Swedish outsourcing company Transcom acquired Gurgaon-based contact centre VCosmos in February to expand its operations here. “Natural language processing augments our capability to offer services to any market. Improvements in the technology will be key to automating processes, but humans will be needed for personalization,” said Amandeep Singh Arora, chief experience officer and managing director, Transcom India. Transcom Global has 30,000 employees in 30 markets, of which 700 are in India.
Key to adoption
Even as the call centre business stares at its most disruptive moment with the proliferation of chatbots, customer satisfaction will be the key to quick adoption. “Using only humans is suddenly seen as an inefficient way to run a contact centre,” said Gaurav Vasu, CEO of Unearthinsight, a Bengaluru-based consultancy. “Omnichannel models, with human capability augmented by intelligent bots, will get strengthened.”
Those running contact centres, meanwhile, will see margin improvements with bots, compelling them to use more of them. Businesses will tilt towards technology as these (customer care divisions) are seen as ‘cost centres’, which won’t add to their bottomline.

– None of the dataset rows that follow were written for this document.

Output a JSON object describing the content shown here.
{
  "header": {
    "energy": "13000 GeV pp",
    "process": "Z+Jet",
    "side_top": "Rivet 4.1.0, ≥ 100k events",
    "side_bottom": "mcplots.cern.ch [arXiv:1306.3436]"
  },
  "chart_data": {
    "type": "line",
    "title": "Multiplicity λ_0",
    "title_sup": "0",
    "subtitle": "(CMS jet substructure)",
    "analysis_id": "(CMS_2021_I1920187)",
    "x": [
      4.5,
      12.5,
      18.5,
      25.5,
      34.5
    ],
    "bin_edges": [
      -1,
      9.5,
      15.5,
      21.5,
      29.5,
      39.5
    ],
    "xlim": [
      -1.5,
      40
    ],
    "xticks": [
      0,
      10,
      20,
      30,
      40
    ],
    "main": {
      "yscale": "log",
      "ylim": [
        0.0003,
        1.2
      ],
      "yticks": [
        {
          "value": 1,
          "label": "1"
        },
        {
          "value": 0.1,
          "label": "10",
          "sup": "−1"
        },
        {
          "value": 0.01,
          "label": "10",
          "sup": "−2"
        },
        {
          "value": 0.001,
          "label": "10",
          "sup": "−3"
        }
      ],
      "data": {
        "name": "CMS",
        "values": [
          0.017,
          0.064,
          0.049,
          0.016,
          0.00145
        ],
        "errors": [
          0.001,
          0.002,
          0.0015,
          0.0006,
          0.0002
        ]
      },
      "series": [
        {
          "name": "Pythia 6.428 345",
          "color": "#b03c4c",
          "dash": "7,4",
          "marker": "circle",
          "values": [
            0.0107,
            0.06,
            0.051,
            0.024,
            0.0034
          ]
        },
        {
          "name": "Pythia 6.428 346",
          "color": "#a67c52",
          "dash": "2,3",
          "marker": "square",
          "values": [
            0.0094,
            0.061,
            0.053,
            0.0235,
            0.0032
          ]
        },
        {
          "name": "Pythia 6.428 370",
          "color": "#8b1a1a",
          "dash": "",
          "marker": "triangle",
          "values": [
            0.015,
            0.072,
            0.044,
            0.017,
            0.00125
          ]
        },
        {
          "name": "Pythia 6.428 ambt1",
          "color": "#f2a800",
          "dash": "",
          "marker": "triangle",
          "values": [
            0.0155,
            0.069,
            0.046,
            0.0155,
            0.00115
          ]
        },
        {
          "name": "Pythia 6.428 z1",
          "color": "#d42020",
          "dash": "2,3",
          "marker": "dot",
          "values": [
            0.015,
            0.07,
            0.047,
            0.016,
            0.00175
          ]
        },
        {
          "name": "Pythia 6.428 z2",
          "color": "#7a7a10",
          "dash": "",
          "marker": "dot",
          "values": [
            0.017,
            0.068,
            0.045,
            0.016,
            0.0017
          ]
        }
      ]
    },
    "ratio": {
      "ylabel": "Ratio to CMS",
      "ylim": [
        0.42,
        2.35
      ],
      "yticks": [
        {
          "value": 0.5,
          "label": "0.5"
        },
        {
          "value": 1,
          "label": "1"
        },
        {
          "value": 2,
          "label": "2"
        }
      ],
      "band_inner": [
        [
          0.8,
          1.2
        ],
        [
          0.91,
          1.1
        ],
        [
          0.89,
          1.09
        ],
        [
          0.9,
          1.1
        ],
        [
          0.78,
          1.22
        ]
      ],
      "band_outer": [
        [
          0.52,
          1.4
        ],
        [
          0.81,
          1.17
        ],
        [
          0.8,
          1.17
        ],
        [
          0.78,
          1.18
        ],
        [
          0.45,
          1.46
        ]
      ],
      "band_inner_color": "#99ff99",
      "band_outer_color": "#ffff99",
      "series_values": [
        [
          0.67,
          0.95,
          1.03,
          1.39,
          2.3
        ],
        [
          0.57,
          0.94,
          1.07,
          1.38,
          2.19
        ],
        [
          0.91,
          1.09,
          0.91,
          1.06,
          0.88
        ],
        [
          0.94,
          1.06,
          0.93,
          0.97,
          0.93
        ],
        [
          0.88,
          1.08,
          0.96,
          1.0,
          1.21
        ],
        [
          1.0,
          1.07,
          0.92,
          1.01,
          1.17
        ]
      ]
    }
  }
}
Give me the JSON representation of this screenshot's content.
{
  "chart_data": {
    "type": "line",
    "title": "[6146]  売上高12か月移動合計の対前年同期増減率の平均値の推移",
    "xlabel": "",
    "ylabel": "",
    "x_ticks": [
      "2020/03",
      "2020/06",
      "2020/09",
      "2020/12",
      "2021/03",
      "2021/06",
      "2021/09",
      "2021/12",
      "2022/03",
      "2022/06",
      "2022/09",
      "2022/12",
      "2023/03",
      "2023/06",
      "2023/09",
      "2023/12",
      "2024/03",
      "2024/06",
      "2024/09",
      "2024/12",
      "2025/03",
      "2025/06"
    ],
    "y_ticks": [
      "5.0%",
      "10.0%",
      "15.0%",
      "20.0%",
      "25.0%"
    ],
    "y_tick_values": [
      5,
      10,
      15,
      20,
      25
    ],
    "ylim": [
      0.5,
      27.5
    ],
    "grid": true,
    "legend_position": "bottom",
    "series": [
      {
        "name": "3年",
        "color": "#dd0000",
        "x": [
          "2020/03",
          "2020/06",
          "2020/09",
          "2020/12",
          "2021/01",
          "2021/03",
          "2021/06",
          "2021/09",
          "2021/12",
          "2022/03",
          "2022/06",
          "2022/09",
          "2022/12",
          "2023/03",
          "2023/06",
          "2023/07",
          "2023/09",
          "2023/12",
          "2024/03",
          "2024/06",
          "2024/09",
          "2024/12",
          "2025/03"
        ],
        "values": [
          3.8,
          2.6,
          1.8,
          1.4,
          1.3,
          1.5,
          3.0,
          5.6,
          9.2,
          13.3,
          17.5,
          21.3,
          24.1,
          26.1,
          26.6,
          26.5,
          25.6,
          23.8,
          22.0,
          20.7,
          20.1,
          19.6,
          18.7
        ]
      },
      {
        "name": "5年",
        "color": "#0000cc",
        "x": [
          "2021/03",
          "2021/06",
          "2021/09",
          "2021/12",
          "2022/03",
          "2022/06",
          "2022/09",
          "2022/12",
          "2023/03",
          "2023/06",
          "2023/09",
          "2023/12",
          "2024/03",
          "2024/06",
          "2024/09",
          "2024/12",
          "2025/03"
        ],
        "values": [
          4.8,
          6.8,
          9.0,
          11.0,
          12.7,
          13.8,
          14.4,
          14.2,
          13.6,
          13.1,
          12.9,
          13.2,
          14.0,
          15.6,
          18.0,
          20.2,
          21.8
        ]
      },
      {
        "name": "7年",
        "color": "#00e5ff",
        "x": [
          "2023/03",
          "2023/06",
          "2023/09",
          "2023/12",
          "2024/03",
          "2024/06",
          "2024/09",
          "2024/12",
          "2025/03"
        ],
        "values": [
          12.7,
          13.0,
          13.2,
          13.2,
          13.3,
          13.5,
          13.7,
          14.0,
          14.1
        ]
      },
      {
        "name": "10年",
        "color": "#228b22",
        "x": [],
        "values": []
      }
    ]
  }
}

According to Unearthinsight, pure human voice business gives a company a 9-11% margin; humans combined with bots and email support is 12-13%. Adding maintenance will widen that to a 14-15% gross margin. But while companies get bullish on bots, customers are likely to react in different ways. Some, especially those from the older generation, will always prefer to interact with a human—and feel a deep sense of frustration interacting with a bot. “When my mother calls up Microsoft tech support, she expects Bill Gates to answer! For my teenage daughter, an exchange with a chatbot is good enough,” said Gartner’s Coshow.
When that teenager gets to her grandma’s age, she may not even remember that an army of humans once populated contact centres. To be sure, they’ll still be around, just not so many of them. Indeed, contact centres will increasingly become chatbot centres. But that also means there’s likely to be a less-harassed human being waiting to answer that call when it is beyond the chatbot’s capability. And that’s a win-win for all.